Whether they subsequently change their minds or not, serving on a jury in a capital case is often psychologically disturbing to the people who have to make life-and-death decisions. As the journalist Andrew Guthrie Ferguson notes, “Jury service is stressful. Jurors internalize both the difficulty of deciding another’s fate, as well as the emotional toll of bearing witness to tragic events.”

Ferguson reports that “A National Center for State Courts report found that 70 percent of all jurors feel some stress.” Not surprisingly, “the greatest difficulty often lies in homicide and death penalty trials, in which jurors not only share the burden of imposing guilt (or even death), but are necessarily confronted with the loss of life that led to the case. Some jurors even report physical ailments, including headaches, nightmares, and symptoms consistent with post-traumatic stress disorder.”

As one mental health professional rightly asked “Who’s taking care of the jurors? These are average, every-day people who have been called in for service. They would never want to listen to any of this horrific testimony, but it’s their job to do just that.”

The trauma of serving on a death penalty jury is compounded when, as in the Tisuis case, jurors learn about new evidence that was unavailable to them when they made their sentencing decision.

This is another reason that we should end the death penalty in this country. As the political theorist George Kateb observes, “The US Constitution teaches the proper democratic attitude towards punishment, which is that punishment should be done reluctantly and leniently.”
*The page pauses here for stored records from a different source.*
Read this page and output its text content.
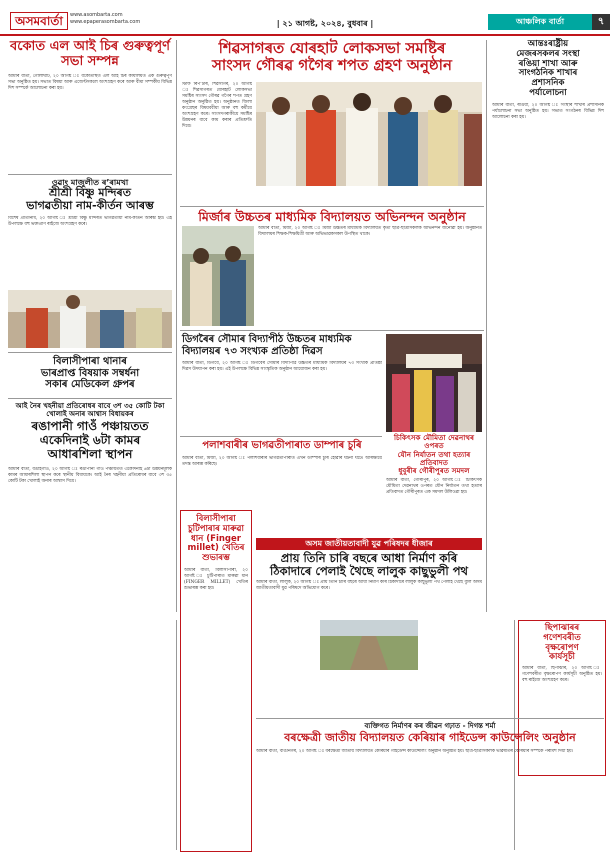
অসমবাৰ্তা	www.asombarta.com
www.epaperasombarta.com	| ২১ আগষ্ট, ২০২৪, বুধবাৰ |	আঞ্চলিক বাৰ্তা	৭
বকোত এল আই চিৰ গুৰুত্বপূৰ্ণ সভা সম্পন্ন
আমাৰ বাৰ্তা, গোলাঘাট, ২০ আগষ্ট ঃ বকোতস্থিত এল আই চিৰ কাৰ্যালয়ত এক গুৰুত্বপূৰ্ণ সভা অনুষ্ঠিত হয়। সভাত বিষয়া আৰু এজেণ্টসকলে অংশগ্ৰহণ কৰে আৰু বীমা সম্পৰ্কীয় বিভিন্ন দিশ সম্পৰ্কে আলোচনা কৰা হয়।
ওৱাং মাজুলীত ৰ’ৰামখা
শ্ৰীশ্ৰী বিষ্ণু মন্দিৰত
ভাগৱতীয়া নাম-কীৰ্তন আৰম্ভ
বিশেষ প্ৰতিনিধি, ২০ আগষ্ট ঃ শ্ৰীশ্ৰী বিষ্ণু মন্দিৰত ভাগৱতীয়া নাম-কীৰ্তন আৰম্ভ হয়। এই উপলক্ষে বহু ভক্তপ্ৰাণ ৰাইজে অংশগ্ৰহণ কৰে।
বিলাসীপাৰা থানাৰ
ভাৰপ্ৰাপ্ত বিষয়াক সম্বৰ্ধনা
সকাৰ মেডিকেল গ্ৰুপৰ
আই নৈৰ খহনীয়া প্ৰতিৰোধৰ বাবে ৩শ ৩৫ কোটি টকা খোলাই অনাৰ আশ্বাস বিধায়কৰ
ৰঙাপানী গাওঁ পঞ্চায়তত
একেদিনাই ৬টা কামৰ
আধাৰশিলা স্থাপন
আমাৰ বাৰ্তা, বঙাইগাঁও, ২০ আগষ্ট ঃ ৰঙাপানী গাওঁ পঞ্চায়তত একেদিনাই ৬টা উন্নয়নমূলক কামৰ আধাৰশিলা স্থাপন কৰে স্থানীয় বিধায়কে। আই নৈৰ খহনীয়া প্ৰতিৰোধৰ বাবে ৩শ ৩৫ কোটি টকা খোলাই অনাৰ আশ্বাস দিয়ে।
শিৱসাগৰত যোৰহাট লোকসভা সমষ্টিৰ
সাংসদ গৌৰৱ গগৈৰ শপত গ্ৰহণ অনুষ্ঠান
স্টাফ ৰিপ’ৰ্টাৰ, শিৱসাগৰ, ২০ আগষ্ট ঃ শিৱসাগৰত যোৰহাট লোকসভা সমষ্টিৰ সাংসদ গৌৰৱ গগৈৰ শপত গ্ৰহণ অনুষ্ঠান অনুষ্ঠিত হয়। অনুষ্ঠানত জিলা কংগ্ৰেছৰ বিষয়ববীয়া আৰু বহু কৰ্মীয়ে অংশগ্ৰহণ কৰে। সাংসদগৰাকীয়ে সমষ্টিৰ উন্নয়নৰ বাবে কাম কৰাৰ প্ৰতিশ্ৰুতি দিয়ে।
মিৰ্জাৰ উচ্চতৰ মাধ্যমিক বিদ্যালয়ত অভিনন্দন অনুষ্ঠান
আমাৰ বাৰ্তা, মিৰ্জা, ২০ আগষ্ট ঃ মিৰ্জা উচ্চতৰ মাধ্যমিক বিদ্যালয়ত কৃতী ছাত্ৰ-ছাত্ৰীসকলক অভিনন্দন জনোৱা হয়। অনুষ্ঠানত বিদ্যালয়ৰ শিক্ষক-শিক্ষয়িত্ৰী আৰু অভিভাৱকসকল উপস্থিত থাকে।
ডিগৰৈৰ সৌমাৰ বিদ্যাপীঠ উচ্চতৰ মাধ্যমিক
বিদ্যালয়ৰ ৭৩ সংখ্যক প্ৰতিষ্ঠা দিৱস
আমাৰ বাৰ্তা, ডিগবৈ, ২০ আগষ্ট ঃ ডিগবৈৰ সৌমাৰ বিদ্যাপীঠ উচ্চতৰ মাধ্যমিক বিদ্যালয়ৰ ৭৩ সংখ্যক প্ৰতিষ্ঠা দিৱস উদযাপন কৰা হয়। এই উপলক্ষে বিভিন্ন সাংস্কৃতিক অনুষ্ঠান আয়োজন কৰা হয়।
চিকিৎসক মৌমিতা দেৱনাথৰ ওপৰত
যৌন নিৰ্যাতন তথা হত্যাৰ প্ৰতিবাদত
ধুবুৰীৰ গৌৰীপুৰত সমদল
আমাৰ বাৰ্তা, গৌৰীপুৰ, ২০ আগষ্ট ঃ চিকিৎসক মৌমিতা দেৱনাথৰ ওপৰত যৌন নিৰ্যাতন তথা হত্যাৰ প্ৰতিবাদত গৌৰীপুৰত এক সমদল উলিওৱা হয়।
পলাশবাৰীৰ ভাগৱতীপাৰাত ডাম্পাৰ চুৰি
আমাৰ বাৰ্তা, মিৰ্জা, ২০ আগষ্ট ঃ পলাশবাৰীৰ ভাগৱতীপাৰাত এখন ডাম্পাৰ চুৰি হোৱাৰ ঘটনা ঘটে। আৰক্ষীয়ে তদন্ত আৰম্ভ কৰিছে।
আন্তঃৰাষ্ট্ৰীয়
মেজৰসকলৰ সংস্থা
ৰঙিয়া শাখা আৰু
সাংগঠনিক শাখাৰ
প্ৰশাসনিক
পৰ্যালোচনা
আমাৰ বাৰ্তা, ৰঙিয়া, ২০ আগষ্ট ঃ সংস্থাৰ শাখাৰ প্ৰশাসনিক পৰ্যালোচনা সভা অনুষ্ঠিত হয়। সভাত সংগঠনৰ বিভিন্ন দিশ আলোচনা কৰা হয়।
বিলাসীপাৰা
চুটিপাৰাৰ মাৰুৱা
ধান (Finger
millet) খেতিৰ
শুভাৰম্ভ
আমাৰ বাৰ্তা, বিলাসীপাৰা, ২০ আগষ্ট ঃ চুটিপাৰাত মাৰুৱা ধান (FINGER MILLET) খেতিৰ শুভাৰম্ভ কৰা হয়।
অসম জাতীয়তাবাদী যুৱ পৰিষদৰ ধীজাৰ
প্ৰায় তিনি চাৰি বছৰে আধা নিৰ্মাণ কৰি
ঠিকাদাৰে পেলাই থৈছে লালুক কাছুভুলী পথ
আমাৰ বাৰ্তা, লালুক, ২০ আগষ্ট ঃ প্ৰায় তিনি চাৰি বছৰে আধা নিৰ্মাণ কৰি ঠিকাদাৰে লালুক কাছুভুলী পথ পেলাই থৈছে বুলি অসম জাতীয়তাবাদী যুৱ পৰিষদে অভিযোগ কৰে।
ছিপাঝাৰৰ
গণেশবৰীত
বৃক্ষৰোপণ
কাৰ্যসূচী
আমাৰ বাৰ্তা, ছিপাঝাৰ, ২০ আগষ্ট ঃ গণেশবৰীত বৃক্ষৰোপণ কাৰ্যসূচী অনুষ্ঠিত হয়। বহু ৰাইজে অংশগ্ৰহণ কৰে।
ব্যক্তিগত নিৰ্মাণৰ কৰ জীৱন গঢ়াত - দিগন্ত শৰ্মা
বৰক্ষেত্ৰী জাতীয় বিদ্যালয়ত কেৰিয়াৰ গাইডেন্স কাউন্সেলিং অনুষ্ঠান
আমাৰ বাৰ্তা, বাঙীনগৰ, ২০ আগষ্ট ঃ বৰক্ষেত্ৰী জাতীয় বিদ্যালয়ত কেৰিয়াৰ গাইডেন্স কাউন্সেলিং অনুষ্ঠান অনুষ্ঠিত হয়। ছাত্ৰ-ছাত্ৰীসকলক ভৱিষ্যতৰ কেৰিয়াৰ সম্পৰ্কে পৰামৰ্শ দিয়া হয়।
And, in a constitutional democracy, no judgment ever should be permanent and irrevocable, impervious to new evidence and the reality that humans, even those who commit horrible crimes, can change in profound and important ways.

A decent society should welcome such redemptive change and keep alive the possibility that it will justify looking again and revising our judgments. Justice requires such openness. The death penalty forecloses it.